STARTTLS has clearly defined semantics how certificates should be verified (see RFC6125) and most Mail User Agents (MUA) implement these validations when connecting to an Mail Transport Agent (MTA). Thus you need to explicitly accept a specific fingerprint of a server if the certificate is signed by an unknown CA. Most MTAs instead offer ways to disable these validation checks, with the argumentation that non-validated TLS helps against passive monitoring in thus is at least better than no TLS at all.

But, the security model of mail (SMTP) is totally different from HTTP. SMTP is a hop-by-hop protocol with at least on MTA between source and target MUA. There is no end-to-end encryption (i.e. MUA-to-MUA), but only hop-by-hop. This means any MTA in between can see and modify the mails in plain text, even if the connection to this MTA is protected by TLS. So if you need privacy with SMTP you need to encrypt the body of the mail yourself - that's what PGP and S/MIME are for.

HTTP instead provides an end-to-end connection between the parties and HTTPS thus offers end-to-end encryption. There is no additional security layer defined (e.g. similar to PGP or S/MIME) so your privacy solely depends on the proper implementation of TLS.

Have a look at the section about security considerations in the RFCs you referenced. They both clearly state, that they only protect against passive monitoring, that they are vulnerable to man-in-the-middle attacks, and that browser creators should not provide a user interface which might suggest a protection comparable to HTTPS.

And about your complains about the "cartel" associated with HTTPS: There is nothing inherent with TLS/HTTPS which needs such a "cartel". But, what it needs is a way to validate the identification (certificate) presented by the peer, because otherwise it would be vulnerable to man-in-the-middle (active) attacks. Historically this validation has been implemented by having a fixed set of trust anchors in the browsers and start from there to validate the certificate. If you have another trusted way to verify the servers certificate you can use it, but at the end it does not remove the need for some kind of trust anchors, but it only replaces it with other trust anchors. Like with DANE, where you need DNSSec which again needs trusted CAs for signing the DNS root entries and build a trust chain from there to verify the DNS entries which include the certificate.

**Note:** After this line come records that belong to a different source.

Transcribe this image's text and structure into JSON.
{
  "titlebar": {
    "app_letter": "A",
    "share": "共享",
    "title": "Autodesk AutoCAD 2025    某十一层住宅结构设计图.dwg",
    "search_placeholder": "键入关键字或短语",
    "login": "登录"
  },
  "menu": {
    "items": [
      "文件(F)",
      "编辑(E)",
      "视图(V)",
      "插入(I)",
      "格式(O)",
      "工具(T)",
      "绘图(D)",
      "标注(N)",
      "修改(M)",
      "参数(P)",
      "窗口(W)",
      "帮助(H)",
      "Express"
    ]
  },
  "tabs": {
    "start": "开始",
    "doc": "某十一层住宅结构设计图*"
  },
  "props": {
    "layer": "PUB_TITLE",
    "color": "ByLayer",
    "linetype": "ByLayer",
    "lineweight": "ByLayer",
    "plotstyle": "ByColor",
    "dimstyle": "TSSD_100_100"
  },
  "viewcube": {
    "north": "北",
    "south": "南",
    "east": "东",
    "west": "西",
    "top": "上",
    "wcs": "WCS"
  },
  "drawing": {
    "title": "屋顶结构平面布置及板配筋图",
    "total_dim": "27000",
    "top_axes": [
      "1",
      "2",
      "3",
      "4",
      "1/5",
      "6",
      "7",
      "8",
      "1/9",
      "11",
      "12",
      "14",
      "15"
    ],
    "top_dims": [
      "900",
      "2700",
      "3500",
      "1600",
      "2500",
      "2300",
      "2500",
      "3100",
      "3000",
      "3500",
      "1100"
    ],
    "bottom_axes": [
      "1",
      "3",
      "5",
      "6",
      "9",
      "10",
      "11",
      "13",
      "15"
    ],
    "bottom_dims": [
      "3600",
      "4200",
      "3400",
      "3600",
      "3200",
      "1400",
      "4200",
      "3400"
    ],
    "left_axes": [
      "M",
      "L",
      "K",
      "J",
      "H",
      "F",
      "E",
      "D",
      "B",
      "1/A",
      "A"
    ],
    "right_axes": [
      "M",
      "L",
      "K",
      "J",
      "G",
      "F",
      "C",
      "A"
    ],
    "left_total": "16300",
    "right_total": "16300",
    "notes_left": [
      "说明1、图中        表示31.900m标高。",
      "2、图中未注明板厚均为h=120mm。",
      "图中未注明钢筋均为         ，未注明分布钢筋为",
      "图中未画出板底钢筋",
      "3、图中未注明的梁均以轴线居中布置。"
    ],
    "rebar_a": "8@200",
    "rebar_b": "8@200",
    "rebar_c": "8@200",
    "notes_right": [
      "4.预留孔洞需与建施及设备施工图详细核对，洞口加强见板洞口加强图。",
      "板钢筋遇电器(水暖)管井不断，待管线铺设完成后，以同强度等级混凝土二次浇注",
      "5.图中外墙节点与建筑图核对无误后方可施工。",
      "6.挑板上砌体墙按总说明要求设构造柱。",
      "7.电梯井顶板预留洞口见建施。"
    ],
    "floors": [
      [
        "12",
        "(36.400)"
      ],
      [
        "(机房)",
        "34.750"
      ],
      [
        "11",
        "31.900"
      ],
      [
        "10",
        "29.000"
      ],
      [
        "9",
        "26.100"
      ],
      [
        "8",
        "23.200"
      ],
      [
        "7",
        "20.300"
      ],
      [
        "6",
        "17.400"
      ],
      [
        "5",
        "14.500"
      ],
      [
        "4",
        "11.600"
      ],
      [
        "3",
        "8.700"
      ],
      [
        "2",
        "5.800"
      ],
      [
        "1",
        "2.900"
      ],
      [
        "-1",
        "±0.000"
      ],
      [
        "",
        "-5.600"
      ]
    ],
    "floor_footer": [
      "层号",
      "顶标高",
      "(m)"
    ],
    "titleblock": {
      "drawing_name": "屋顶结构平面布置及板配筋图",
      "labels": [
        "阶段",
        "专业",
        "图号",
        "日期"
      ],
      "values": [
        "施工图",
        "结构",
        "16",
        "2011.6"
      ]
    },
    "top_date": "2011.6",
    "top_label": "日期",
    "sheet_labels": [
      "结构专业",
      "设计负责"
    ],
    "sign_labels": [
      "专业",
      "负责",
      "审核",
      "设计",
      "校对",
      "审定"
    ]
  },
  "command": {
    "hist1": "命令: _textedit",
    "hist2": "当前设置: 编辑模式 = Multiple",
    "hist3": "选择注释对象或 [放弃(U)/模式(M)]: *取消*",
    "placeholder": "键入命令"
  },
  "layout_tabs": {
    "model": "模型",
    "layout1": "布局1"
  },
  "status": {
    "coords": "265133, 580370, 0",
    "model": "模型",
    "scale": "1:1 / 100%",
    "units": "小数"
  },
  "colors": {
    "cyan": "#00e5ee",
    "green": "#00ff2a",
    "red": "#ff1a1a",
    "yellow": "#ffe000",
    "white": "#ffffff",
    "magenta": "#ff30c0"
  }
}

I would not suggest, that the current way with 100s of fully trusted root-CAs inside the browser is the way we should continue. But at least it provides the expected security in most cases. So I would not recommend to replace it with something far worse, i.e. one of these drafts which provides encryption without identification of the peer. I would not even recommend to implement this as an option inside the browser, because the average user will not be able to understand the differences between the various levels of security.